I can give you a generalized answer and most of the details you are looking for are hopefully buried here. You can think of it as 3 broad categories or generations of engine fuel control. First was pure hyrdomechanical, which used mechanical devices to regulate power setting and acceleration. The very first systems like on the Junkers Jumo and other early engines was not much more than a needle valve connected to the throttle. The pilot's eyes and brain using data from the gauges was all that prevented stalling/surging, overtemps, etc, needing very careful throttle movement and monitoring.
The first modern hydromechanical fuel control systems in the early 50s used mechanical regulating and governing devices so that when the throttle was moved it more or less commanded a power setting and the regulating devices would manage the amount of fuel admitted. This allowed things like "slam acceleration" where the engine could take sudden throttle changes smoothly, which was a no-no on the very early jet engines.
In the 70s, the idea of adding electronic control to fine tune fuel management got started and you could call this the second generation. This takes the traditional hydromechanical fuel controller and fine tunes the final fuel schedule in a way that can't be done mechanically. This is done by software (an Electronic Control Unit or ECU) that drives a metering device through a torque motor (a torque motor is like a rotary actuator that moves in proportion to a voltage applied and springs back to zero if the voltage is removed). There is still the old fashioned hydromech fuel controller and a baseline fuel schedule, but this is bypassed by an overlaid electronic fuel schedule, controlled by the ECU through its torque motor.

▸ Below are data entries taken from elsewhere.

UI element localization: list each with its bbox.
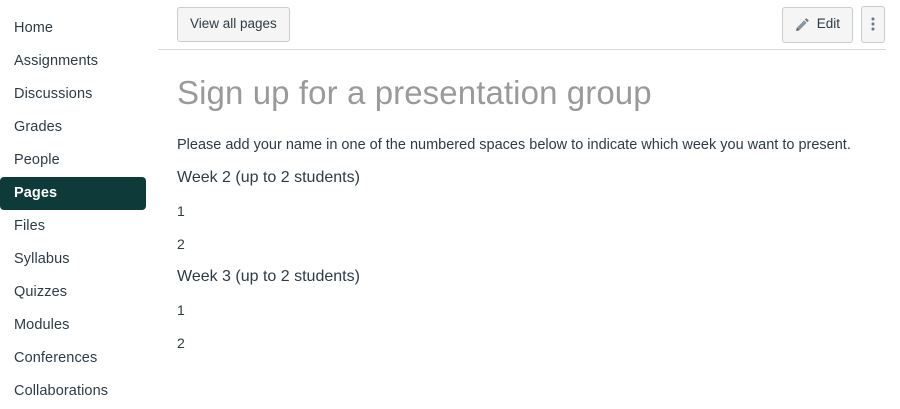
signup-slot: 2 [177, 333, 880, 353]
sidebar-item-syllabus[interactable]: Syllabus [0, 243, 146, 276]
sidebar-item-grades[interactable]: Grades [0, 111, 146, 144]
course-page: HomeAssignmentsDiscussionsGradesPeoplePa… [0, 0, 900, 409]
view-all-pages-button[interactable]: View all pages [177, 7, 290, 42]
page-intro-text: Please add your name in one of the numbe… [177, 135, 880, 155]
sidebar-item-quizzes[interactable]: Quizzes [0, 276, 146, 309]
sidebar-item-collaborations[interactable]: Collaborations [0, 375, 146, 408]
more-options-button[interactable] [861, 6, 885, 43]
page-title: Sign up for a presentation group [177, 73, 880, 113]
signup-slot: 1 [177, 201, 880, 221]
sidebar-item-people[interactable]: People [0, 144, 146, 177]
sidebar-item-assignments[interactable]: Assignments [0, 45, 146, 78]
main-content-area: View all pages Edit [158, 0, 900, 409]
sidebar-item-files[interactable]: Files [0, 210, 146, 243]
sidebar-item-modules[interactable]: Modules [0, 309, 146, 342]
course-navigation-sidebar: HomeAssignmentsDiscussionsGradesPeoplePa… [0, 0, 158, 409]
sidebar-item-conferences[interactable]: Conferences [0, 342, 146, 375]
signup-sections: Week 2 (up to 2 students)12Week 3 (up to… [177, 168, 880, 353]
toolbar-divider [158, 49, 886, 50]
page-toolbar: View all pages Edit [158, 0, 900, 49]
week-heading: Week 3 (up to 2 students) [177, 267, 880, 287]
signup-slot: 1 [177, 300, 880, 320]
week-heading: Week 2 (up to 2 students) [177, 168, 880, 188]
course-nav-list: HomeAssignmentsDiscussionsGradesPeoplePa… [0, 12, 158, 408]
wiki-page-body: Sign up for a presentation group Please … [158, 49, 900, 353]
kebab-menu-icon [871, 16, 875, 32]
signup-slot: 2 [177, 234, 880, 254]
pencil-icon [795, 17, 810, 32]
edit-button-label: Edit [817, 17, 840, 31]
sidebar-item-home[interactable]: Home [0, 12, 146, 45]
sidebar-item-pages[interactable]: Pages [0, 177, 146, 210]
edit-button[interactable]: Edit [782, 7, 853, 43]
sidebar-item-discussions[interactable]: Discussions [0, 78, 146, 111]
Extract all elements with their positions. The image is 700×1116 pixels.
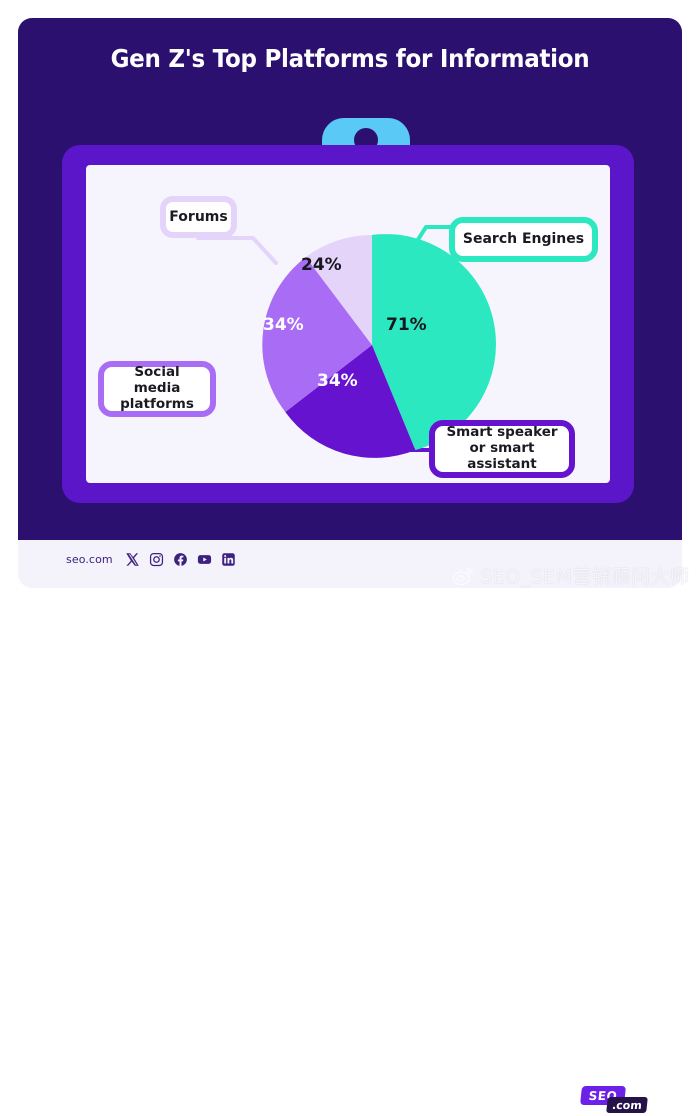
pie-value-social-media: 34% — [263, 315, 304, 335]
callout-smart-speaker-line2: or smart assistant — [467, 440, 536, 472]
callout-smart-speaker: Smart speaker or smart assistant — [429, 420, 575, 478]
facebook-icon[interactable] — [173, 552, 188, 567]
pie-value-smart-speaker: 34% — [317, 371, 358, 391]
callout-social-media: Social media platforms — [98, 361, 216, 417]
seo-logo-suffix: .com — [606, 1097, 648, 1113]
callout-search-engines: Search Engines — [449, 217, 598, 262]
instagram-icon[interactable] — [149, 552, 164, 567]
callout-forums: Forums — [160, 196, 237, 238]
pie-value-forums: 24% — [301, 255, 342, 275]
seo-com-logo: SEO .com — [581, 1086, 649, 1116]
connector-forums — [198, 238, 276, 263]
callout-forums-label: Forums — [169, 209, 227, 226]
linkedin-icon[interactable] — [221, 552, 236, 567]
infographic-page: Gen Z's Top Platforms for Information — [0, 0, 700, 603]
x-icon[interactable] — [125, 552, 140, 567]
callout-smart-speaker-line1: Smart speaker — [446, 424, 557, 440]
pie-value-search-engines: 71% — [386, 315, 427, 335]
footer-social-group: seo.com — [66, 552, 236, 567]
youtube-icon[interactable] — [197, 552, 212, 567]
footer-bar: seo.com — [18, 540, 682, 588]
callout-social-media-line2: platforms — [120, 396, 194, 412]
callout-social-media-label: Social media platforms — [110, 365, 204, 413]
callout-search-engines-label: Search Engines — [463, 231, 584, 248]
page-title: Gen Z's Top Platforms for Information — [45, 44, 656, 73]
callout-social-media-line1: Social media — [134, 364, 181, 396]
footer-brand-label: seo.com — [66, 553, 113, 566]
callout-smart-speaker-label: Smart speaker or smart assistant — [441, 425, 563, 473]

Most non-FADEC engines built after the 70s have this electronic fuel control, better thought of as electronically supplemented fuel control. When the electronics are turned off in this type of system, the engine reverts to its baseline hydromech fuel schedule.
The last is FADEC where most of the mechanical regulating devices are discarded and the entire management is by software controlling the entire metering system.
In the diagram what you seeing is a hydromech system with electronic control typical of an engine in the 80s. The electronic control is via the "torque engine" (or torque motor) on the far right. Everything else is standard hydromech controls. The Manual Mode Solenoid controls which has authority over the fuel scheduling; the hydromechanical components via the "mechanical mode cam" for manual mode, or the "metering head sensor" controlled by the torque motor for electronic mode.
In the cockpit if you turn the ECU off, the Manual Mode Solenoid transfers fuel control to the Manual Mode Cam which moves with the thrust lever. In manual mode the engine will roll back somewhat, and to get the same thrust setting you have to move the thrust lever up a bit. Also the engine will be a bit more sluggish in responses because it's basically reverted back to an older generation non-ECU engine.
Early non-FADEC models of the GE CF-34 turbofan and the PW-120 turboprops use this type of fuel control (and I assume most engines of that vintage).
You could think these ECU controlled engines as a bit like early fly-by-wire control, where you had a manual reversion mode with the traditional control linkages there in standby. A FADEC engine is like full authority FWB with no mechanical controls other than those components operated directly by the computer.